Он развяжет веревку на одеяле и извлечет наружу ружье — старый «маузер», тяжелое и точное оружие, давно уже отметившее свое столетие, перебывавшее в руках немецких солдат, и в руках турецких, и в руках дедушки Зеева, да и сам он тоже не раз из него стрелял, — засунет ружье между ветками фисташкового дерева и поставит там на приклад. Потом достанет из рюкзака маленькую кирку, положит на ближайший камень, разложит одеяло, сядет на него, развяжет и снимет чехлы с ботинок и тоже положит их на землю. Снимет ботинки, поставит их на куски коврика, потом снимет носки и затолкает их внутрь ботинок, чтобы ночью туда не заползли змея или скорпион. Растянется на одной половине одеяла, укроется второй, пошарит вокруг, убедится, что его левая рука дотягивается до ружья, а правая — до кирки, подтянет к себе камень, положит на него голову и медленно, глубоко вздохнет. Впереди — несколько часов темноты, и он надеется, что этой ночью бессонница его пощадит.
Я соединяю друг с другом маленькие кусочки мозаики: люди здесь по ночам не ходят, дикие звери к нему не подойдут. Если не учуют его бродячие собаки, если никто не найдет замаскированный пикап, все пойдет, как задумано. И звук выстрела, которому предстоит грянуть наутро, тоже не вызовет подозрений: в этих местах нередко постреливают охотники, да и солдаты-отпускники любят палить в небеса в ближайших к их деревням лесах. Одиночный выстрел не удивит никого, и никто не станет звонить из-за него в полицию. А если и позвонит, никакой полицейский не подумает выезжать на место такого ничтожного происшествия.

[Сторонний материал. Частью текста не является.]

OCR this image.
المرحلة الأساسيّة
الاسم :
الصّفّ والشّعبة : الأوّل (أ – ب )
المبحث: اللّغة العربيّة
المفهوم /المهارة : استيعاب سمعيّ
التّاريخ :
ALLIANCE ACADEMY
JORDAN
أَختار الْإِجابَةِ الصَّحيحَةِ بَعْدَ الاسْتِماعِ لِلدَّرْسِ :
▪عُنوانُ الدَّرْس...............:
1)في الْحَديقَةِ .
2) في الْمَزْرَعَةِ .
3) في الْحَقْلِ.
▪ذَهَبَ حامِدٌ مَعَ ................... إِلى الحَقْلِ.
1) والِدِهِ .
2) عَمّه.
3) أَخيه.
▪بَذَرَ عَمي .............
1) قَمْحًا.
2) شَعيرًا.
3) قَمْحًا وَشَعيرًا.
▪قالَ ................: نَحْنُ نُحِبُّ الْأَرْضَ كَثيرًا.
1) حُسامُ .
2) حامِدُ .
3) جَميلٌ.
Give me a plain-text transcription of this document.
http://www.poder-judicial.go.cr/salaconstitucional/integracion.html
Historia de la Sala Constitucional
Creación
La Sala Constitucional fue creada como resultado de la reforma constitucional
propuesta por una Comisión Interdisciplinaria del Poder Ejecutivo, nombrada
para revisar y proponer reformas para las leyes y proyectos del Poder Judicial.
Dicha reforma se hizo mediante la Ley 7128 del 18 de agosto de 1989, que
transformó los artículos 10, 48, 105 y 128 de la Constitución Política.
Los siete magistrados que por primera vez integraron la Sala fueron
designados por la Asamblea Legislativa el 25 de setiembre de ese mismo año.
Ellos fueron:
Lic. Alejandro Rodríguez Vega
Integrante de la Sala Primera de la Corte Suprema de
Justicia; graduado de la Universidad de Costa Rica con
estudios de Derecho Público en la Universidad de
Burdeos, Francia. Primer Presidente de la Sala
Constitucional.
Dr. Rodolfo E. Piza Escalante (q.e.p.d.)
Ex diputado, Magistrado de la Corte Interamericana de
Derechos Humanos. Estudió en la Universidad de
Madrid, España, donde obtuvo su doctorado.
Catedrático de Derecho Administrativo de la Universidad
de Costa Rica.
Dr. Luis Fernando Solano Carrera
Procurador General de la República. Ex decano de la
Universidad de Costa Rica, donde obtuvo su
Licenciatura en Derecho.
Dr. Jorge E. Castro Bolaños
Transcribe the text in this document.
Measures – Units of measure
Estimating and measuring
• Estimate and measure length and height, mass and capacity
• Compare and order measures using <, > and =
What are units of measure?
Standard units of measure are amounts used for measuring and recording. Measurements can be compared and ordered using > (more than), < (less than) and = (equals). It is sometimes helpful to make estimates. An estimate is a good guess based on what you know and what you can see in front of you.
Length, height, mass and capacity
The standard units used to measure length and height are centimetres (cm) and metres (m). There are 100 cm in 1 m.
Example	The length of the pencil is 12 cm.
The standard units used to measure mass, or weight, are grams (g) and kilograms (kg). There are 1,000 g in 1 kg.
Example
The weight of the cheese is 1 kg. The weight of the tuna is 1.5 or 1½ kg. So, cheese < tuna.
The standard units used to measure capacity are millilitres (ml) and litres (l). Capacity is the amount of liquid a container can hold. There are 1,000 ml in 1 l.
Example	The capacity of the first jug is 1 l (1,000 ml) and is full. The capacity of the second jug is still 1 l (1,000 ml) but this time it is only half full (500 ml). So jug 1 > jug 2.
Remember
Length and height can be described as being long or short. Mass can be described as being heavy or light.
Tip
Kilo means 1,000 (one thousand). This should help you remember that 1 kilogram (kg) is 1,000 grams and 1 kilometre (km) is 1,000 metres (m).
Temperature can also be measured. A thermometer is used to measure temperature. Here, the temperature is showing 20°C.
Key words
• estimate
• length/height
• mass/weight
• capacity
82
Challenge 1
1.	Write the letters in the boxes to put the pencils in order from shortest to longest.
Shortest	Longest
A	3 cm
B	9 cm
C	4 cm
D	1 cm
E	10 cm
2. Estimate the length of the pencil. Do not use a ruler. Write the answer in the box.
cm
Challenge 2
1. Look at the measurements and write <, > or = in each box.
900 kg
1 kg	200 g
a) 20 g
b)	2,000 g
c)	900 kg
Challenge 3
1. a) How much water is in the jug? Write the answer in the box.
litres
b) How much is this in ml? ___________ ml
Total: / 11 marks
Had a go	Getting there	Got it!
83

Он будет рассчитывать на птиц, которые подадут голос перед восходом, но для пущей верности назначит себе час подъема и несколько раз повторит этот час про себя, чтобы птицы его тела тоже запели в нужное время. Несмотря на то, чему предстояло произойти, он, я думаю, будет испытывать некое странное облегчение, какую-то давно забытую и оттого неожиданную приятность. Ему будет приятно сознавать, что он собирается сделать то, что справедливо и что надлежит сделать. Приятно сознавать, что в его рюкзаке и в его возможностях имеется все, что необходимо для этого дела. Приятно лежать на земле и ощущать ее прикосновение, такое твердое и одновременно такое мягкое, лежать с закрытыми глазами под открытым темным небом и вдыхать воздух, льющийся к нему с других небес сквозь те дырочки, которые люди называют звездами. И приятно снова чувствовать в себе способность ощущать приятность: «Я вернулась, это я», — говорит приятность, как он сам говорил мне бывало, называя себя в женском роде, когда неожиданно обнимал меня сзади, когда входил в нашу комнату, в нашу постель, в мое тело. Именно так он говорил мне всегда в такие минуты: «Я вернулась. Это я».